SAN JOSE, Calif. — As the minutes whittled down to seconds, and then overtime in San Jose against a veteran Sharks club, a wave of concern washed over new Edmonton Oilers coach Ken Hitchcock.
“I was worried,” he admitted, “that it was past my bedtime and I wouldn’t be able to stay up. I don’t think I’ve seen a third period all year out West.”
This third period, and the ensuing overtime, was worth staying up for, as the Oilers erased a 3-2 deficit after 40 minutes then won on Leon Draisaitl’s overtime goal for a 4-3 win.
In Game 1 of the Ken Hitchcock era in Edmonton, Draisaitl and Connor McDavid had three points apiece and the Oilers won in a building that has not been kind to them over the years. The Oilers never held the lead until a puck bounced off of Draisaitl’s foot and into the goal in overtime, but scraped and battled to come from behind three times on the night.
“A new voice, and there’s lots going on,” said Draisaitl. “A lot of meetings, getting to know the new coach. It’s my first time…”

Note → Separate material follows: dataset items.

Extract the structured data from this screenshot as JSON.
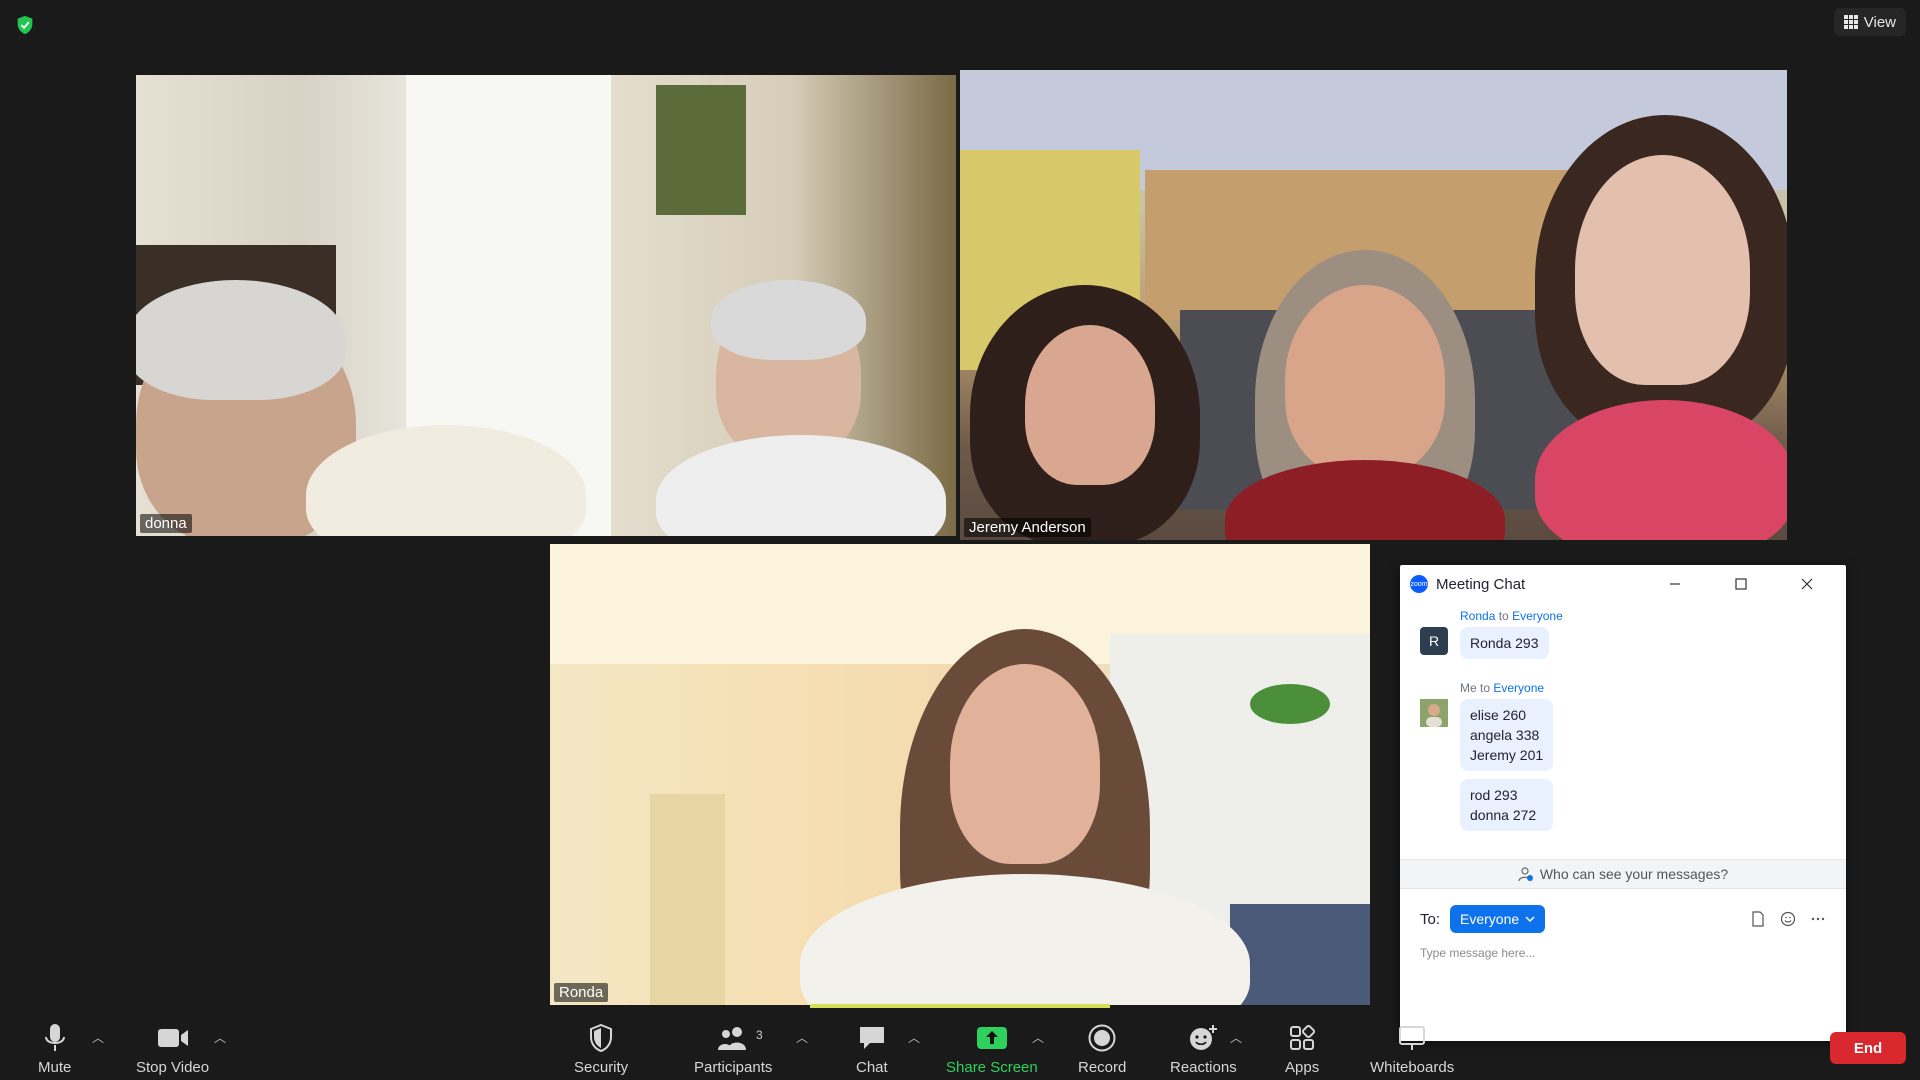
{
  "top": {
    "security_icon": "shield-check-icon",
    "view_label": "View"
  },
  "participants": [
    {
      "name": "donna"
    },
    {
      "name": "Jeremy Anderson"
    },
    {
      "name": "Ronda"
    }
  ],
  "chat": {
    "title": "Meeting Chat",
    "messages": [
      {
        "sender": "Ronda",
        "to_word": "to",
        "recipient": "Everyone",
        "avatar_letter": "R",
        "bubbles": [
          "Ronda 293"
        ]
      },
      {
        "sender": "Me",
        "to_word": "to",
        "recipient": "Everyone",
        "bubbles": [
          "elise 260\nangela 338\nJeremy 201",
          "rod 293\ndonna 272"
        ]
      }
    ],
    "who_can_see": "Who can see your messages?",
    "to_label": "To:",
    "to_value": "Everyone",
    "input_placeholder": "Type message here..."
  },
  "toolbar": {
    "mute": "Mute",
    "stop_video": "Stop Video",
    "security": "Security",
    "participants": "Participants",
    "participants_count": "3",
    "chat": "Chat",
    "share_screen": "Share Screen",
    "record": "Record",
    "reactions": "Reactions",
    "apps": "Apps",
    "whiteboards": "Whiteboards",
    "end": "End"
  },
  "colors": {
    "active_speaker": "#d4e157",
    "share_green": "#2fd05c",
    "end_red": "#d9272e",
    "chat_blue": "#0e72ed"
  }
}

“It’s a new experience for me,” echoed McDavid, who had played under the fired Todd McLellan his entire career. “I’ve only ever heard one voice back there, as the head guy. He’s a different style of coach, and just a new voice.”

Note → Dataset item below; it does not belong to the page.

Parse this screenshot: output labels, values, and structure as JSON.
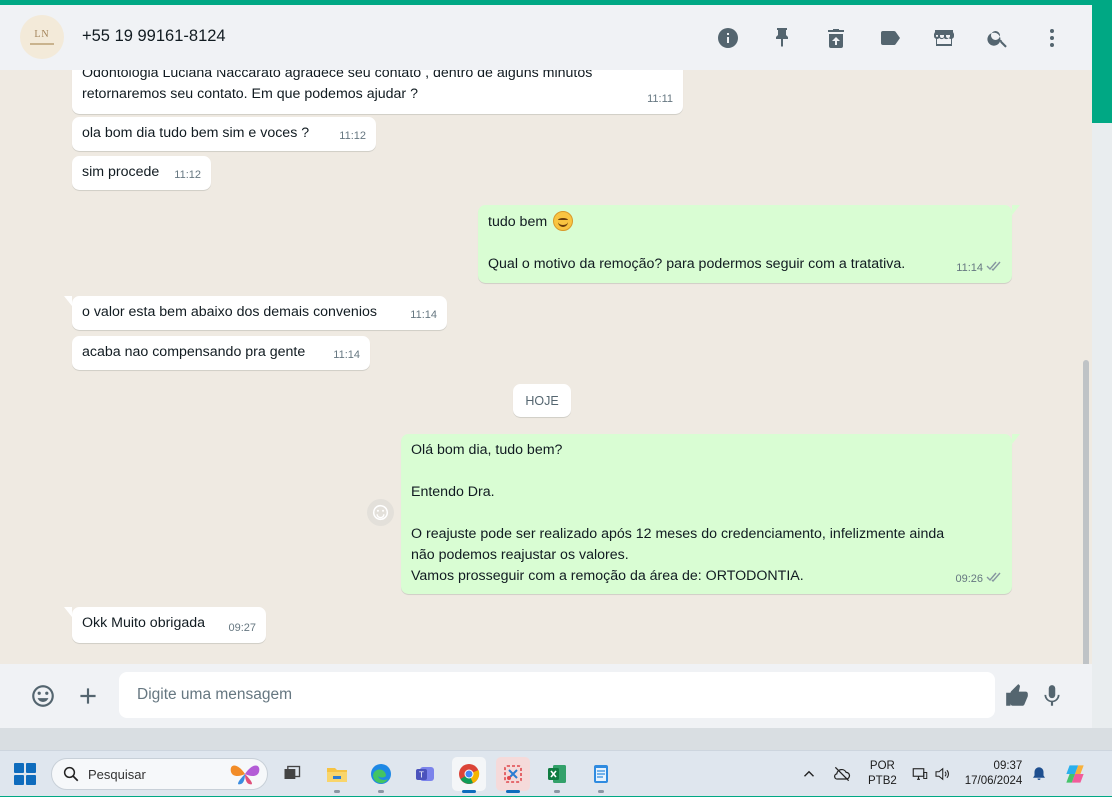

Hitchcock, 66, had a long day, flying in to San Jose to replace McLellan, pouring over the game plan with his assistants, and meeting 22 new players. Then they dropped the puck, and it was go time for grandpa.

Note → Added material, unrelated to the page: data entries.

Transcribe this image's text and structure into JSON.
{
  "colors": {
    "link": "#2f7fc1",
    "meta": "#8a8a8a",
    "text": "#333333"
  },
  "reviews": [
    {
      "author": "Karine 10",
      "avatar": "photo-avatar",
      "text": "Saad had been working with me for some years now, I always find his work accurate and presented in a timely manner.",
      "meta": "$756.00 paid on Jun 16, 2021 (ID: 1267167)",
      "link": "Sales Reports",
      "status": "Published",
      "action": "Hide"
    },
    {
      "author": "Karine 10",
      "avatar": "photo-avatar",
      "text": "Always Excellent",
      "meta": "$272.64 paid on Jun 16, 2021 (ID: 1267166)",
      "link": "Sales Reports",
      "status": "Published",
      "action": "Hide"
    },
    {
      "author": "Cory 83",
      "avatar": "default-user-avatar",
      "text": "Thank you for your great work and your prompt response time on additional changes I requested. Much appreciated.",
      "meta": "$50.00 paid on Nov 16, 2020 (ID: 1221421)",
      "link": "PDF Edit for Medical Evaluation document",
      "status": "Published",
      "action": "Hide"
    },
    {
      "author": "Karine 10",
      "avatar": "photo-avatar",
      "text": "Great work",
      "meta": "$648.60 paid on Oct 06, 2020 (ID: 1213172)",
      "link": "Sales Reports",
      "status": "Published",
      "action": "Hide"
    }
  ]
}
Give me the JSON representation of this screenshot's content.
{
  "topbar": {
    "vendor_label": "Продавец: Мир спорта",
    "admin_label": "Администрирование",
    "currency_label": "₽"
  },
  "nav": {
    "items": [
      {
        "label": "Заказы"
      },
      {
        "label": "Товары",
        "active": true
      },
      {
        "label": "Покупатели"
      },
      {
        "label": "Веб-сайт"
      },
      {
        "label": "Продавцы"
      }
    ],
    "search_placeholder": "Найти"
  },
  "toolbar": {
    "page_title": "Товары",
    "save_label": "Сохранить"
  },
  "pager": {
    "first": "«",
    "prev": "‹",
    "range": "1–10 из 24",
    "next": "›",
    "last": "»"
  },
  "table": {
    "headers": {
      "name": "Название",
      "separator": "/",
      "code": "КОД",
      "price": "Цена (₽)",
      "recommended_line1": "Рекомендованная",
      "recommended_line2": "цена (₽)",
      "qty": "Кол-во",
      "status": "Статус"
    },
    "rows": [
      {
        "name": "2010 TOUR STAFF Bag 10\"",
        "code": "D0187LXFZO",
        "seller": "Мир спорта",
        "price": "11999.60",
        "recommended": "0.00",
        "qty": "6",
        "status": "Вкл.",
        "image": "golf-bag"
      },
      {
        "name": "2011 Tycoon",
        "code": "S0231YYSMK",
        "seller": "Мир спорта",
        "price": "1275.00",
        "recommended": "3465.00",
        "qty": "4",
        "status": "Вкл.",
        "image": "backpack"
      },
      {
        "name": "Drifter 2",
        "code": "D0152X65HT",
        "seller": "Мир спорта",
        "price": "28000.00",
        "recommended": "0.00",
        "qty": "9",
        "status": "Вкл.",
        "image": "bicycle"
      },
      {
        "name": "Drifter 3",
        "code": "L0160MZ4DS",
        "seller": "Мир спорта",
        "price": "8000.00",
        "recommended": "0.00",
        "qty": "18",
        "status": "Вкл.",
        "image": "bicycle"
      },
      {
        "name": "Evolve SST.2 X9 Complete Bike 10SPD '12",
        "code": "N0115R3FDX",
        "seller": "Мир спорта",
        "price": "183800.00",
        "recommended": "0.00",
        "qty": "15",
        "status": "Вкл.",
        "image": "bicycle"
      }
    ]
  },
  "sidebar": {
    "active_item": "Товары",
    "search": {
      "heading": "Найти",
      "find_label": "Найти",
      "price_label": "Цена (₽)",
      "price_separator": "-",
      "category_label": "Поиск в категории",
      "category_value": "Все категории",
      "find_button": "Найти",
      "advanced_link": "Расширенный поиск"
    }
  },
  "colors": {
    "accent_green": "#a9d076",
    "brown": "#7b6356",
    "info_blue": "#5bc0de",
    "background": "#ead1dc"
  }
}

“I was grinding hard,” he admitted. “I needed about four shifts to make some judgments and then I started coachin’. I struggled with names. I had one player, I called him four different names and he never got off the bench. Never went anywhere. Finally, we got to a nickname and that worked in the third period.”
He put his stamp on the lines immediately, buttressing big centreman Kyle Brodziak with hefty wingers Milan Lucic and Zack Kassian, the kind of heavy unit that Hitchcock has always tried to have on his teams.
“There is a lot of weight and size in this group — a lot more than I can remember. And we started to lean pretty hard in the third period. It was very effective,” Hitchcock said.
At 6 a.m. on Tuesday, general manager Peter Chiarelli informed McLellan that his tenure had come to an end after three seasons and 20 games behind the Oilers bench. He went to the bullpen for Hitchcock, who Chiarelli worked alongside on Canada’s Olympic team, in hopes that the veteran hockey mechanic could lift the Oilers’ hood and turn the right wrenches.
What Hitchcock’s teams do — that Edmonton has always struggled with — is win games when they aren’t at their absolute best. Hitchcock’s teams collect points on nights like this, hanging around, hanging around, then kicking one home in overtime.
The Oilers left two Sharks wide open in front of goalie Mikko Koskinen on two goals, then the top pairing of Oscar Klefbom and Adam Larsson each made colossal mistakes on San Jose’s third goal. All those mistakes are fixable, and Hitchcock knew before the game was over what needed to be addressed.
“He knows what to do and what to say. He came in and said exactly what we needed to hear,” said McDavid, who knows that this coaching change needs to be the trigger to find some consistency. “That’s what it’s got to be. Any time you bring in a new coach, it’s the last option before shipping everyone out. This is a chance for us to come together and try to make something of this.”
Koskinen gave his team a chance here, making four or five huge saves — the kind Cam Talbot has been unable to come up with in his starts.
And the old coach took his new, young team to a win, leaving them right in the playoff hunt heading into that hockey milepost that is American Thanksgiving.
“They feel young to me, which is fun,” Hitchcock said of his new roster. “And they’re excited to play. The part I like is, I told them I would coach them hard and they really embraced that.
“When I said to a person, ‘You need to change. This is what we want to see.’ They just went out and did it.”